Project Description
NatureGuard is an innovative solution designed to streamline the management of Sunshine Coast Council's public spaces asset managment, by leveraging existing IoT infrastructure and predictive AI models. The goal is to optimize maintenance schedules, enhance asset utilization, improve visitor experiences, and protect Australia’s flora and fauna.
Key Features:
Dashboard for Reserve Management:
A user-friendly dashboard allows council members to monitor critical data for regions such as Sugar Bag and Mary Cairncross. This includes details on maintenance schedules, repair timelines and allocation, device health, and replacement needs. Additionally, sections are dedicated to tracking and discovering local flora and fauna, as well as recommending new additions to add to the reserves.
Predictive AI for Optimization:
The AI model forecasts visitor traffic, identifies high-traffic areas, and suggests optimized maintenance during quieter periods to minimize disruptions. A dedicated page provides insights into IoT device performance, including battery status and maintenance needs.
Automated Reports and Data Analytics:
Auto-generated reports offer detailed analyses with AI recommendations. Employees can access raw data to conduct their own analyses. The system also prioritizes repair tasks and generates schedules for staff, ensuring efficient workflows.
Visitor Management and Gamification:
TrailGuard’s AI distributes visitors across trails to reduce wear and tear. A gamified experience rewards visitors with points for activities like bike trail participation and flora/fauna discoveries, enhancing engagement and competition.
Flora and Fauna Identification:
Using an AI-based image recognizer, visitors can identify plant species in real-time via their smartphones. This feature is integrated with a scavenger hunt game, promoting interaction and discovery of new species, while supporting biodiversity conservation through data-driven planting recommendations.
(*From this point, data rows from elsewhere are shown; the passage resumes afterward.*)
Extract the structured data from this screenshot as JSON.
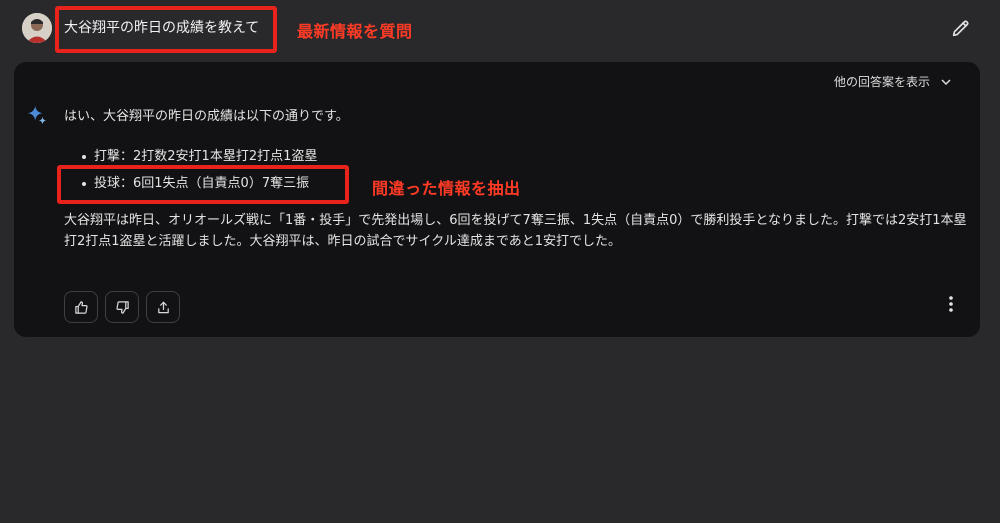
{
  "prompt": {
    "text": "大谷翔平の昨日の成績を教えて"
  },
  "annotations": {
    "prompt_note": "最新情報を質問",
    "wrong_note": "間違った情報を抽出"
  },
  "response": {
    "drafts_label": "他の回答案を表示",
    "intro": "はい、大谷翔平の昨日の成績は以下の通りです。",
    "bullets": [
      "打撃：2打数2安打1本塁打2打点1盗塁",
      "投球：6回1失点（自責点0）7奪三振"
    ],
    "paragraph": "大谷翔平は昨日、オリオールズ戦に「1番・投手」で先発出場し、6回を投げて7奪三振、1失点（自責点0）で勝利投手となりました。打撃では2安打1本塁打2打点1盗塁と活躍しました。大谷翔平は、昨日の試合でサイクル達成まであと1安打でした。"
  },
  "icons": {
    "avatar": "user-avatar",
    "edit": "pencil-icon",
    "drafts_toggle": "chevron-down-icon",
    "model": "sparkle-icon",
    "like": "thumbs-up-icon",
    "dislike": "thumbs-down-icon",
    "share": "share-icon",
    "more": "more-vert-icon"
  },
  "colors": {
    "page_bg": "#29292c",
    "card_bg": "#121214",
    "highlight": "#e8231b",
    "annotation_text": "#ff3b26"
  }
}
This is a feature which can be implemented in other areas outside of just the Sugar Bag and Mary Cairncross areas.
Comprehensive Plant Data Resource:
For council staff, the plant data page offers comprehensive information on all species within the reserves. The system tracks the geolocation of flora, allowing for the monitoring of environmental changes over time. Additionally, this data can be used to identify and plant other Australian fauna known to thrive in the area, thereby promoting biodiversity.
Impact:
TrailGuard utilizes IoT data and predictive analytics to create a more efficient, sustainable, and engaging trail experience for the Sunshine Coast community. It enhances reserve management, promotes biodiversity, and offers an interactive platform for visitors.
Data Story
In this project, we leverage sensor data from two popular sites, Sugar Bag Mountain Bike Track and Mary Cairncross Scenic Reserve, to develop an AI-driven predictive maintenance system. The goal is to optimize park management by predicting when maintenance will be required, based on real-time environmental and visitor data. Sensors at each location capture key metrics such as visitor counts, air temperature, humidity, and precipitation, providing a holistic view of how these variables impact the need for maintenance.
By analyzing trends in visitor traffic and environmental conditions, we developed machine learning models to predict when areas of the parks will require maintenance. We have designed a prototype with figma that provides park managers with a user-friendly interface to view historical trends and monitor maintenance predictions.
The system is automated to make predictions, ensuring timely maintenance and efficient use of resources. This data-driven approach enables more sustainable management of park assets, reduces downtime, and enhances the visitor experience by keeping facilities in optimal condition.